NATCA President Paul Rinaldi said the union was in "full support" of Babbitt's actions. "We are working closely with the FAA to continue the significant efforts underway to address fatigue and, as the FAA announced today, more details are forthcoming," Rinaldi said in a release.

One common schedule linked to fatigue by the FAA studies is widely known as the "rattler" because it can be so jarring to the system. On this shift, a controller compacts five shifts into four days and on the last day works two shifts in a 24-hour period, making it nearly impossible to get decent sleep.

A joint panel made up of FAA and union officials earlier this year proposed adding to the number of hours off between shifts on this schedule, according to documents obtained by USA TODAY.

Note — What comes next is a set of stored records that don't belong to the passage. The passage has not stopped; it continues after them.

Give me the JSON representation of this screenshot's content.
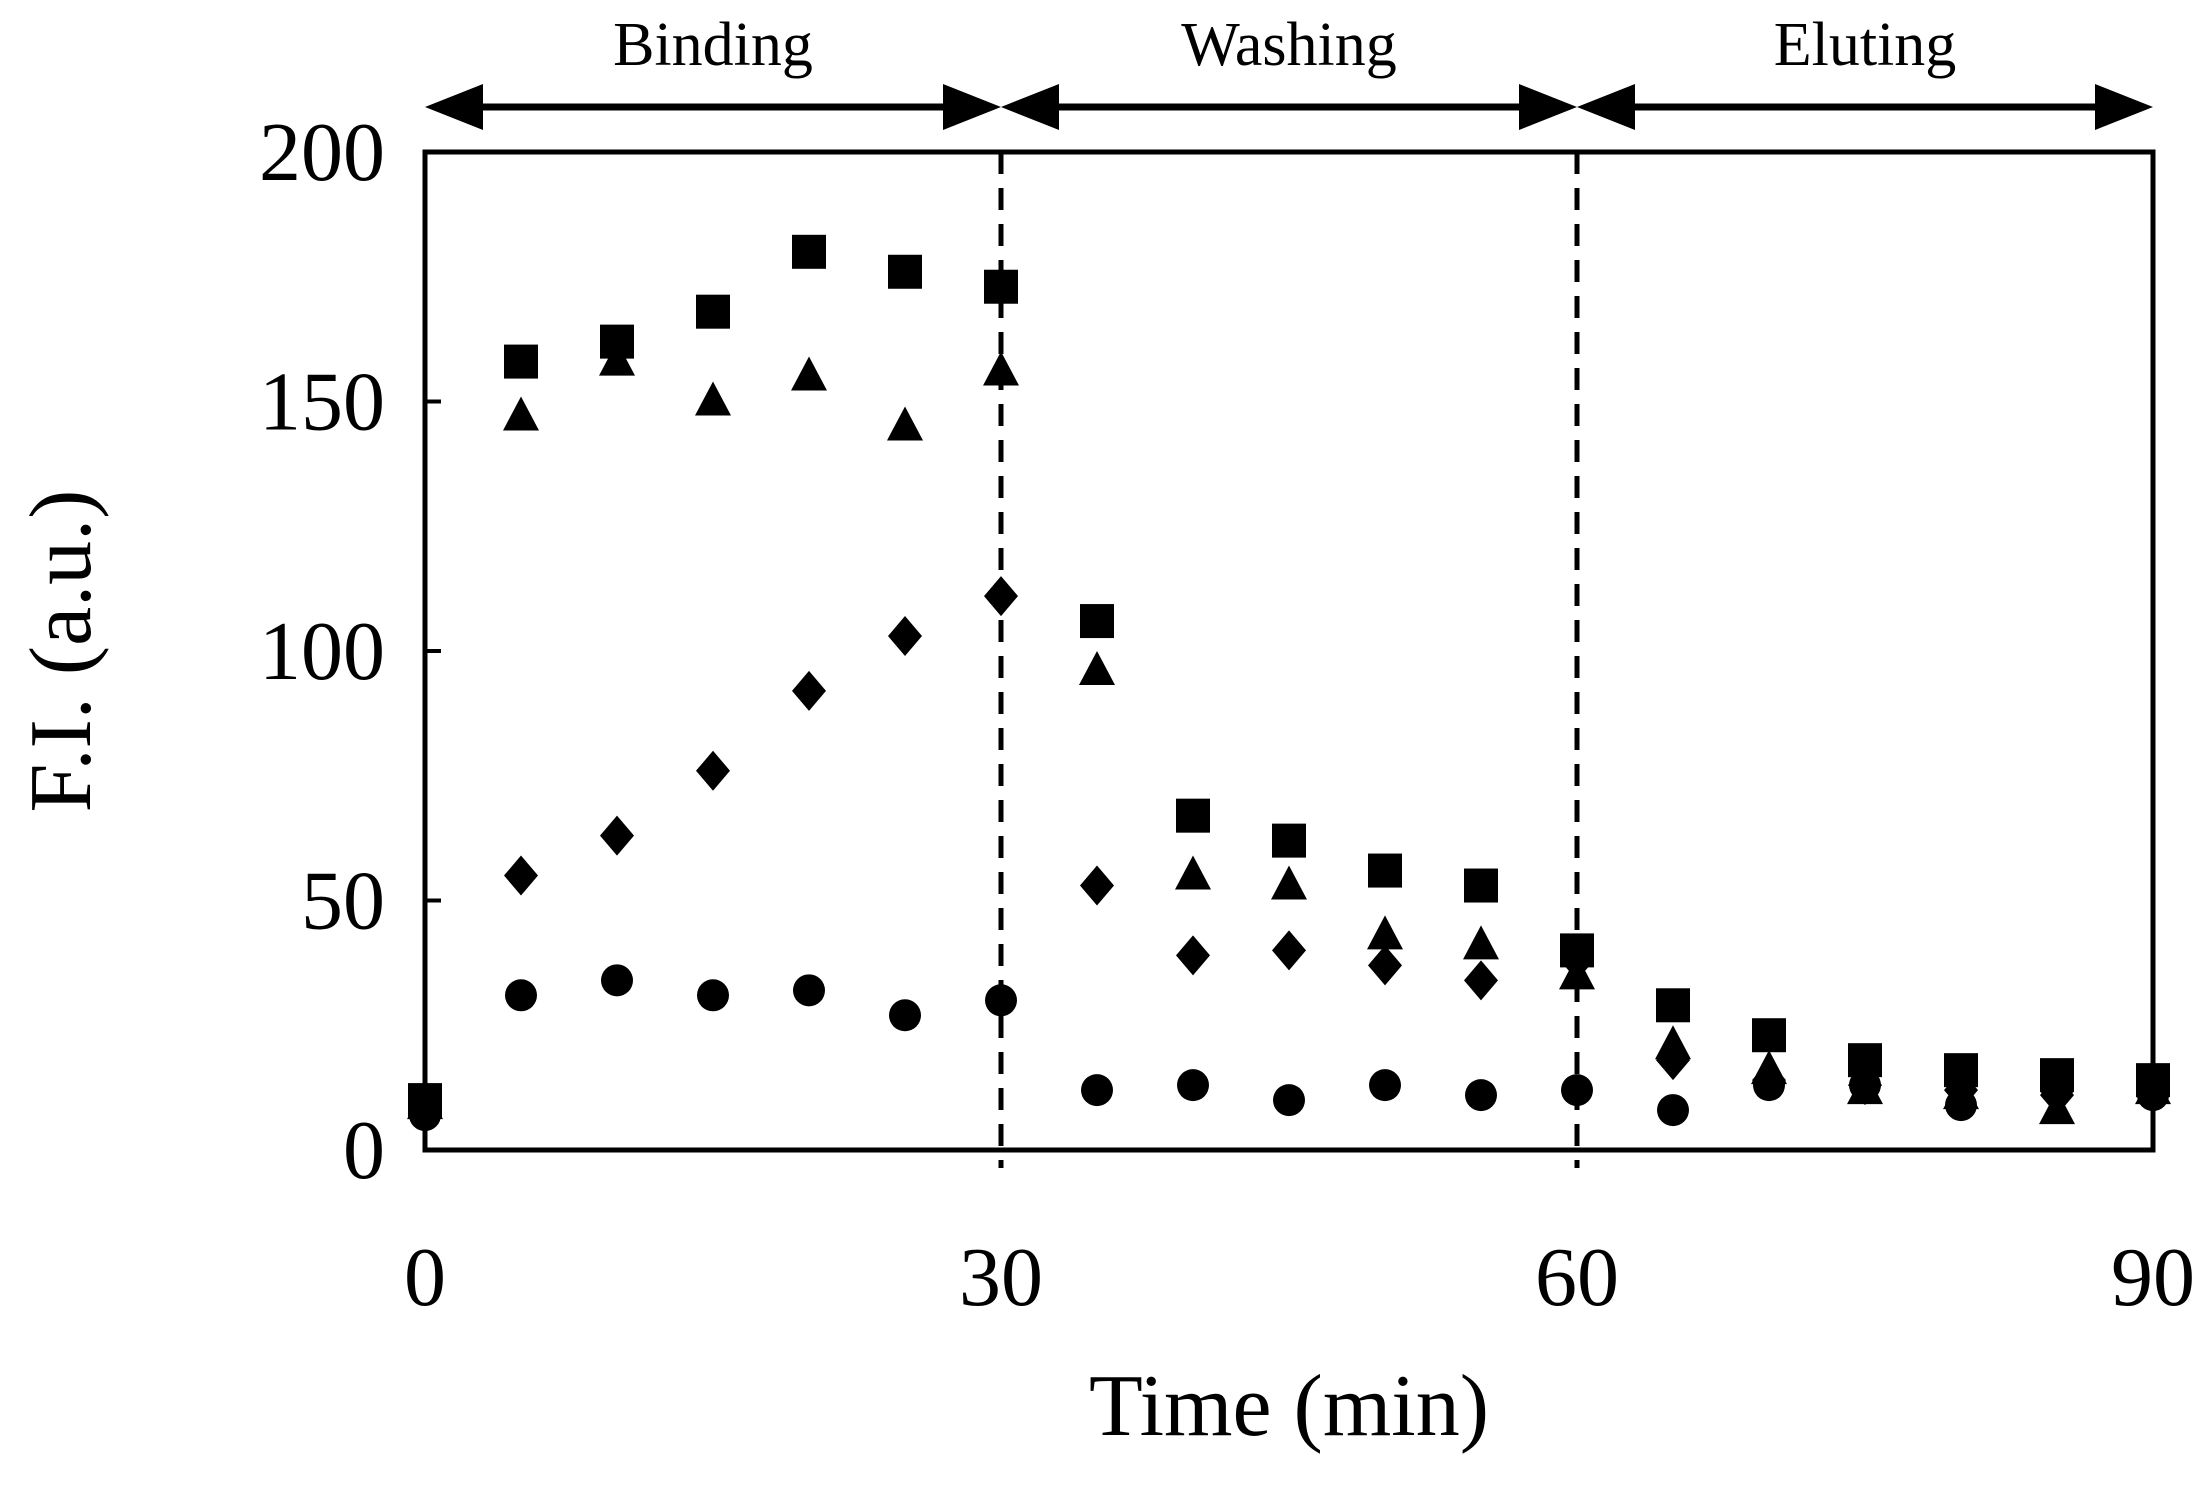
{
  "chart_data": {
    "type": "scatter",
    "title": "",
    "xlabel": "Time (min)",
    "ylabel": "F.I. (a.u.)",
    "xlim": [
      0,
      90
    ],
    "ylim": [
      0,
      200
    ],
    "xticks": [
      0,
      30,
      60,
      90
    ],
    "yticks": [
      0,
      50,
      100,
      150,
      200
    ],
    "xtick_labels": [
      "0",
      "30",
      "60",
      "90"
    ],
    "ytick_labels": [
      "0",
      "50",
      "100",
      "150",
      "200"
    ],
    "grid": false,
    "legend": "none",
    "phase_boundaries": [
      30,
      60
    ],
    "phases": [
      {
        "label": "Binding",
        "start": 0,
        "end": 30
      },
      {
        "label": "Washing",
        "start": 30,
        "end": 60
      },
      {
        "label": "Eluting",
        "start": 60,
        "end": 90
      }
    ],
    "series": [
      {
        "name": "square",
        "marker": "square",
        "x": [
          0,
          5,
          10,
          15,
          20,
          25,
          30,
          35,
          40,
          45,
          50,
          55,
          60,
          65,
          70,
          75,
          80,
          85,
          90
        ],
        "y": [
          10,
          158,
          162,
          168,
          180,
          176,
          173,
          106,
          67,
          62,
          56,
          53,
          40,
          29,
          23,
          18,
          16,
          15,
          14
        ]
      },
      {
        "name": "triangle",
        "marker": "triangle",
        "x": [
          0,
          5,
          10,
          15,
          20,
          25,
          30,
          35,
          40,
          45,
          50,
          55,
          60,
          65,
          70,
          75,
          80,
          85,
          90
        ],
        "y": [
          9,
          147,
          158,
          150,
          155,
          145,
          156,
          96,
          55,
          53,
          43,
          41,
          35,
          21,
          16,
          12,
          11,
          8,
          12
        ]
      },
      {
        "name": "diamond",
        "marker": "diamond",
        "x": [
          0,
          5,
          10,
          15,
          20,
          25,
          30,
          35,
          40,
          45,
          50,
          55,
          60,
          65,
          70,
          75,
          80,
          85,
          90
        ],
        "y": [
          8,
          55,
          63,
          76,
          92,
          103,
          111,
          53,
          39,
          40,
          37,
          34,
          38,
          18,
          14,
          13,
          12,
          11,
          12
        ]
      },
      {
        "name": "circle",
        "marker": "circle",
        "x": [
          0,
          5,
          10,
          15,
          20,
          25,
          30,
          35,
          40,
          45,
          50,
          55,
          60,
          65,
          70,
          75,
          80,
          85,
          90
        ],
        "y": [
          7,
          31,
          34,
          31,
          32,
          27,
          30,
          12,
          13,
          10,
          13,
          11,
          12,
          8,
          13,
          13,
          9,
          12,
          11
        ]
      }
    ]
  }
}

However, the scientific studies that led to the suggestion also say that the best way to ensure controllers working during the wee hours are alert is to also give them a chance to nap during regular breaks. So far the FAA has been unwilling to allow controllers or pilots to sleep while on duty and Saturday's FAA release did not mention the possibility of napping.

Sleeping during breaks has been attacked by some lawmakers, including Rep. John Mica, R-Fla., the influential chairman of the House Transportation Committee.

A total of about 3,400 controllers work at least one midnight shift every two weeks, putting them at heightened risk for health problems and safety-critical mistakes, according to the FAA's own research. After several midnight shifts, controllers have the equivalent impairment of someone driving legally drunk, the research says.